Sharks have been around for the past 400 million years. However, they cannot survive the current onslaught. It takes most large sharks seven years to reach reproductive age—and the females give birth to only a few pups each year.
If sharks disappear, so will other fishes that are commercially and nutritionally important. Anti-finning advocates point to the Hawaiian Reefs model, which showed that the removal of tiger sharks caused the populations of tuna (tulingan, in Tagalog) and jacks (talakitok) to crash—due to a marked increase in seabirds, the shark’s primary prey.
Campaigns have been launched worldwide, urging consumers to stop eating dishes containing shark fin. The results have been mixed, however.
NBA All-Star Yao Ming, for instance, pledged at a press conference in 2006 to stop eating shark fin soup. Yao’s comments went largely unreported in the Chinese media and drew a reproach from Chinese seafood industry associations. Ironically, one of the items on the basketball superstar’s wedding dinner menu in 2007 was shark fin soup.
In Hong Kong, Disneyland has dropped the dish from its wedding banquet menu after international pressure from environmental groups, which threatened to boycott its theme parks worldwide. The University of Hong Kong has also banned shark fin from being served on campus.
In Malaysia, the Natural Resources and Environment Ministry banned shark fin soup from official function menus as a commitment to the Malaysian Nature Society in September 2007.
In New Zealand, great white sharks have been given full protection in territorial waters. However, it is still legal to carry out finning on other shark species on the condition that the fish is dead.
In the United States, federal authorities have issued a ban on finning, applicable only to US-registered vessels in US territorial waters. Also, shark fins cannot be imported into the US without entire carcasses.
In the Philippines, a draft executive order was reportedly submitted to President Arroyo for her signature. The order would ban “the catching, sale, purchase, possession, transportation and exportation of all sharks and rays in the country.”
The proposed order notes, among others, that the Philippines is “the center of the center of marine biodiversity, having about two-thirds of the known marine species of the Pacific in its coastal waters.” The proposal also points out that sharks and rays, as top predators of the sea, “are important to the ecological balance of the marine environment.”

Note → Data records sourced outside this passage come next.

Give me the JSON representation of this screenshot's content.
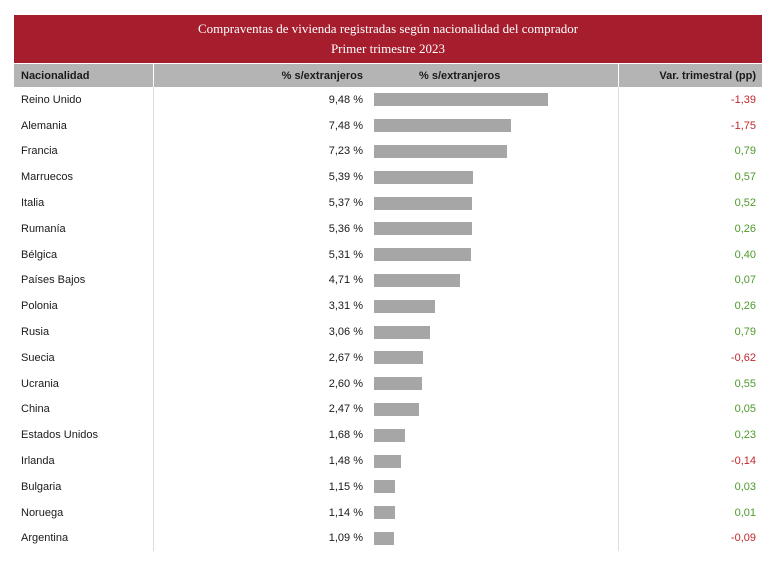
{
  "chart_data": {
    "type": "table",
    "title": "Compraventas de vivienda registradas según nacionalidad del comprador",
    "subtitle": "Primer trimestre 2023",
    "columns": [
      "Nacionalidad",
      "% s/extranjeros",
      "% s/extranjeros",
      "Var. trimestral (pp)"
    ],
    "value_suffix": " %",
    "bar_max": 10,
    "colors": {
      "title_bg": "#a61e2d",
      "header_bg": "#b4b4b4",
      "bar": "#a6a6a6",
      "positive": "#4e9a2b",
      "negative": "#c0282d"
    },
    "rows": [
      {
        "nationality": "Reino Unido",
        "pct": "9,48",
        "value": 9.48,
        "var": "-1,39"
      },
      {
        "nationality": "Alemania",
        "pct": "7,48",
        "value": 7.48,
        "var": "-1,75"
      },
      {
        "nationality": "Francia",
        "pct": "7,23",
        "value": 7.23,
        "var": "0,79"
      },
      {
        "nationality": "Marruecos",
        "pct": "5,39",
        "value": 5.39,
        "var": "0,57"
      },
      {
        "nationality": "Italia",
        "pct": "5,37",
        "value": 5.37,
        "var": "0,52"
      },
      {
        "nationality": "Rumanía",
        "pct": "5,36",
        "value": 5.36,
        "var": "0,26"
      },
      {
        "nationality": "Bélgica",
        "pct": "5,31",
        "value": 5.31,
        "var": "0,40"
      },
      {
        "nationality": "Países Bajos",
        "pct": "4,71",
        "value": 4.71,
        "var": "0,07"
      },
      {
        "nationality": "Polonia",
        "pct": "3,31",
        "value": 3.31,
        "var": "0,26"
      },
      {
        "nationality": "Rusia",
        "pct": "3,06",
        "value": 3.06,
        "var": "0,79"
      },
      {
        "nationality": "Suecia",
        "pct": "2,67",
        "value": 2.67,
        "var": "-0,62"
      },
      {
        "nationality": "Ucrania",
        "pct": "2,60",
        "value": 2.6,
        "var": "0,55"
      },
      {
        "nationality": "China",
        "pct": "2,47",
        "value": 2.47,
        "var": "0,05"
      },
      {
        "nationality": "Estados Unidos",
        "pct": "1,68",
        "value": 1.68,
        "var": "0,23"
      },
      {
        "nationality": "Irlanda",
        "pct": "1,48",
        "value": 1.48,
        "var": "-0,14"
      },
      {
        "nationality": "Bulgaria",
        "pct": "1,15",
        "value": 1.15,
        "var": "0,03"
      },
      {
        "nationality": "Noruega",
        "pct": "1,14",
        "value": 1.14,
        "var": "0,01"
      },
      {
        "nationality": "Argentina",
        "pct": "1,09",
        "value": 1.09,
        "var": "-0,09"
      }
    ]
  }
}
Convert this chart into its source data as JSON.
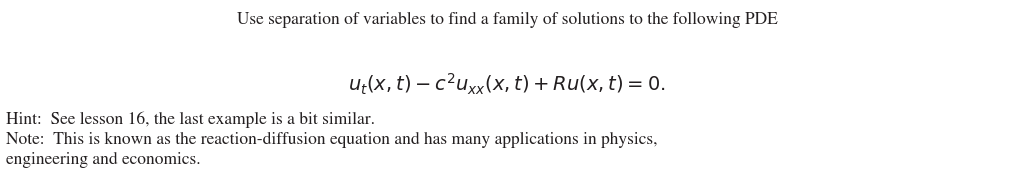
{
  "title": "Use separation of variables to find a family of solutions to the following PDE",
  "equation": "$u_t(x,t) - c^2u_{xx}(x,t) + Ru(x,t) = 0.$",
  "hint_line": "Hint:  See lesson 16, the last example is a bit similar.",
  "note_line1": "Note:  This is known as the reaction-diffusion equation and has many applications in physics,",
  "note_line2": "engineering and economics.",
  "background_color": "#ffffff",
  "text_color": "#231f20",
  "title_fontsize": 12.5,
  "equation_fontsize": 14,
  "body_fontsize": 12.5,
  "fig_width": 10.14,
  "fig_height": 1.8,
  "dpi": 100
}
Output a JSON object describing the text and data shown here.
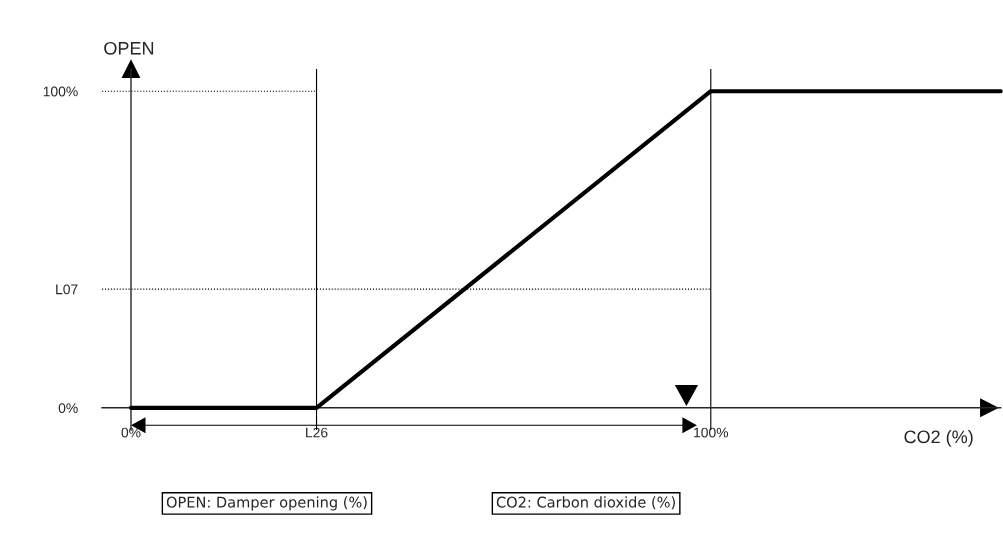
{
  "chart_data": {
    "type": "line",
    "xlabel": "CO2 (%)",
    "ylabel": "OPEN",
    "x": [
      0,
      32,
      100,
      150
    ],
    "series": [
      {
        "color": "#000000",
        "values": [
          0,
          0,
          100,
          100
        ]
      }
    ],
    "xlim": [
      -5,
      150
    ],
    "ylim": [
      -7,
      107
    ],
    "xticks": [
      {
        "value": 0,
        "label": "0%"
      },
      {
        "value": 32,
        "label": "L26"
      },
      {
        "value": 100,
        "label": "100%"
      }
    ],
    "yticks": [
      {
        "value": 0,
        "label": "0%"
      },
      {
        "value": 37.5,
        "label": "L07"
      },
      {
        "value": 100,
        "label": "100%"
      }
    ],
    "ref_lines": [
      {
        "axis": "x",
        "value": 32,
        "line_style": "solid"
      },
      {
        "axis": "x",
        "value": 100,
        "line_style": "solid"
      },
      {
        "axis": "y",
        "value": 100,
        "line_style": "dotted"
      },
      {
        "axis": "y",
        "value": 37.5,
        "line_style": "dotted"
      }
    ],
    "annotations": [
      "OPEN: Damper opening (%)",
      "CO2: Carbon dioxide (%)"
    ],
    "grid": false,
    "legend": false,
    "marker": "none",
    "line_style": "solid"
  }
}
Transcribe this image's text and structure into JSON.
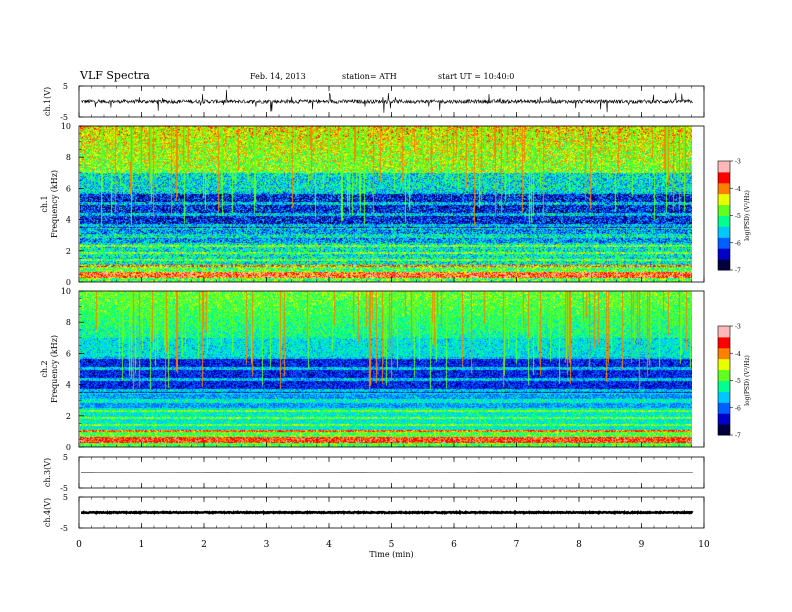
{
  "header": {
    "title": "VLF  Spectra",
    "date": "Feb. 14, 2013",
    "station": "station= ATH",
    "start": "start  UT =   10:40:0"
  },
  "chart_data": [
    {
      "type": "line",
      "name": "ch1-waveform",
      "ylabel": "ch.1(V)",
      "ylim": [
        -5,
        5
      ],
      "yticks": [
        "5",
        "-5"
      ],
      "xlim": [
        0,
        10
      ],
      "trace_level": 0,
      "trace_jitter": 0.6
    },
    {
      "type": "heatmap",
      "name": "ch1-spectrogram",
      "ylabel": "Frequency (kHz)",
      "channel_label": "ch.1",
      "ylim": [
        0,
        10
      ],
      "yticks": [
        "0",
        "2",
        "4",
        "6",
        "8",
        "10"
      ],
      "xlim": [
        0,
        9.82
      ],
      "colorbar": {
        "label": "log(PSD) (V²/Hz)",
        "range": [
          -7,
          -3
        ],
        "ticks": [
          "-3",
          "-4",
          "-5",
          "-6",
          "-7"
        ]
      }
    },
    {
      "type": "heatmap",
      "name": "ch2-spectrogram",
      "ylabel": "Frequency (kHz)",
      "channel_label": "ch.2",
      "ylim": [
        0,
        10
      ],
      "yticks": [
        "0",
        "2",
        "4",
        "6",
        "8",
        "10"
      ],
      "xlim": [
        0,
        9.82
      ],
      "colorbar": {
        "label": "log(PSD) (V²/Hz)",
        "range": [
          -7,
          -3
        ],
        "ticks": [
          "-3",
          "-4",
          "-5",
          "-6",
          "-7"
        ]
      }
    },
    {
      "type": "line",
      "name": "ch3-waveform",
      "ylabel": "ch.3(V)",
      "ylim": [
        -5,
        5
      ],
      "yticks": [
        "5",
        "-5"
      ],
      "xlim": [
        0,
        10
      ],
      "trace_level": 0,
      "trace_jitter": 0.08
    },
    {
      "type": "line",
      "name": "ch4-waveform",
      "ylabel": "ch.4(V)",
      "ylim": [
        -5,
        5
      ],
      "yticks": [
        "5",
        "-5"
      ],
      "xlim": [
        0,
        10
      ],
      "trace_level": 0,
      "trace_jitter": 0.15
    }
  ],
  "xaxis": {
    "label": "Time  (min)",
    "range": [
      0,
      10
    ],
    "ticks": [
      "0",
      "1",
      "2",
      "3",
      "4",
      "5",
      "6",
      "7",
      "8",
      "9",
      "10"
    ]
  },
  "colors": {
    "colormap": [
      "#000040",
      "#0000c8",
      "#0060ff",
      "#00c8ff",
      "#00ff90",
      "#60ff20",
      "#e8ff00",
      "#ff8000",
      "#ff0000",
      "#ffb8b8"
    ]
  }
}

Proponents of the comprehensive ban have been eagerly awaiting Malacañang’s promulgation of the order, which would make the Philippines a leader in shark conservation.
The draft order was submitted in October. To this day, however, the Palace has issued no word on the proposal’s fate.
With the coming Lunar New Year Festivals—which start January 26 this year—shark fin soup and similar “delicacies” will again be on the menu of hundreds of millions of Asian banquets.